I have finished the fifth (and last) in the series I'm preparing for the QSDI Invitational and now have to photograph it. This time I will be taking the slides to the local processing shop because I don't want to risk not having them back in time to send them off by April 1.

I've enjoyed doing this color series with its heavily stitched surface and want to continue with it. I'm thinking the next two will be black and white. That is, a black one and a white one, both of which will be challenges to me. The only white fabric I have is PFD, still in its raw state. I'm going to color them very slightly, something I have extreme difficulty in doing. The black will be black and grey, maybe with some discharge. Or not.

And I put in another order for more thread. I haven't ordered from Madeira in a long time, but I really like their 30wt rayon and wanted to order from them. I always start to hyperventilate when confronted with making decisions on which colors to order, so this time I just avoided that and ordered all of them. 180 spools of thread. One was out of stock, so I only got 179. Then I needed another set of drawers for storing thread, and a new algorithm for sorting. I used to store the cottons and rayons of the same color together, but that wasn't going to work any more. So now each each its own drawer, and I'm embarrassed by the amount of thread I have.

Wednesday, March 07, 2007

Quilting gloves

I have used these gloves for quilting for many years, and don't they look it? They're golf gloves with the fingertips cut off. I've never tried the gloves made specifically for quilting but it seems to me that knit gloves have too much stretch. These are lightweight leather and with the finger tips cut off I can manipulate thread and most things without having to take them off.
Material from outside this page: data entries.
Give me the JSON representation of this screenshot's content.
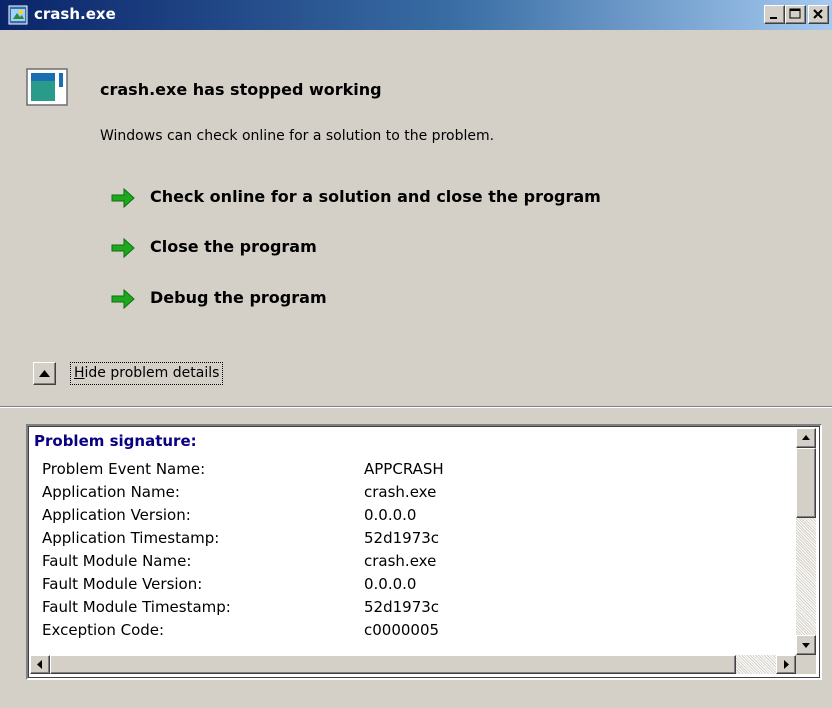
{
  "window": {
    "title": "crash.exe"
  },
  "dialog": {
    "heading": "crash.exe has stopped working",
    "subtext": "Windows can check online for a solution to the problem.",
    "commands": [
      {
        "label": "Check online for a solution and close the program"
      },
      {
        "label": "Close the program"
      },
      {
        "label": "Debug the program"
      }
    ],
    "details_toggle_label_accel": "H",
    "details_toggle_label_rest": "ide problem details"
  },
  "details": {
    "header": "Problem signature:",
    "rows": [
      {
        "key": "Problem Event Name:",
        "value": "APPCRASH"
      },
      {
        "key": "Application Name:",
        "value": "crash.exe"
      },
      {
        "key": "Application Version:",
        "value": "0.0.0.0"
      },
      {
        "key": "Application Timestamp:",
        "value": "52d1973c"
      },
      {
        "key": "Fault Module Name:",
        "value": "crash.exe"
      },
      {
        "key": "Fault Module Version:",
        "value": "0.0.0.0"
      },
      {
        "key": "Fault Module Timestamp:",
        "value": "52d1973c"
      },
      {
        "key": "Exception Code:",
        "value": "c0000005"
      }
    ]
  },
  "colors": {
    "titlebar_start": "#0a246a",
    "titlebar_end": "#a6caf0",
    "window_bg": "#d4d0c8",
    "signature_header": "#0a0080",
    "arrow_green": "#1ea81e"
  },
  "icons": {
    "title": "app-window-icon",
    "app": "application-icon",
    "command": "green-arrow-icon",
    "toggle": "collapse-up-arrow-icon"
  }
}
But I was forced to admit that I needed a new pair as I have worn a hole in the thumb. Off to the local sporting goods store to get golf gloves, size Ladies Small. Now, if you know anything about golf, you know that they only sell gloves as singles. Right handed people wear a glove on their left hand, and vice versa. Never having played golf, I don't know the reason for this. Never knew the reason for that little non-functional snap either until somebody told me it's for marking the position of the ball - you unsnap it and leave the one part on the green. Anyhow, it's pretty easy to find a Ladies Small for the left hand. But the glove for the right hand is non-existent. At least in the store where I was. Not many short left-handed female golfers. And they didn't have any gloves for kids either.

But other sports have gloves. I've seen people with gloves for weight lifting at the gym, and the finger tips are already cut out. Tried those but decided that too much of the finger is gone. Wouldn't provide enough traction. Next, batting gloves. They come in all sizes and I could find a Ladies Small. So I bought 2 pairs (they were on special, and because they come packaged as pairs I didn't have to suffer through the clerk telling me that you only need one golf glove), brought them home and proceeded to alter them to my specs. First removed the leather label on the back. And cut off the velcro band that snugs them around your wrists - don't need them that secure and it's a pain to have to fasten and unfasten it. Then cut off the tips. And then tried to stitch on the severed seam lines so they don't unravel. Suffice it to say it's not an easy task. There must be some kind of special sewing machine for making gloves.

My new gloves won't get as grungy looking as the old ones because the palms are black leather instead of white. And now back to quilting.

Monday, March 05, 2007

Progress

I've been quilting my fingers to the bone, figuratively anyhow. The quilting is finished on these two pieces and between the two of them, it took nearly 50 hours. Both pieces are approximately 50" x 50"; these are detail shots of the quilting.



The pictures have a somewhat rounded look due to being so close, I guess. The top piece is titled Deep Purple and the bottom is Yellow Brick Road. I still have to finish the edges on the purple one and that will take another few hours since it has uneven edges which require a lot of 90 degree turns. Then I have to photograph both of these. And finally begin quilting on the last of the five pieces, the red one.

These pieces are for an invitational show in June at the Columbus Cultural Arts Center, Columbus, Ohio. This is an invitational show sponsored by Quilt Surface Design International, and will run in conjunction with the QSDI Symposium.

My excitement for today is waiting for the service guy to come and fix our water heater. It spiked a temperature of 160 degrees on Thursday morning and then died. I'm hoping he can fix it with a new thermostat or heating element as opposed to our having to buy a brand new water heater. We have a logistical problem as a result of a furnace that was installed some years after the water heater and which boxed the water heater into a very tight spot. There doesn't seem to be an easy way to get it out without some dismantling of furnace parts. Which sounds like it could be a very expensive proposition.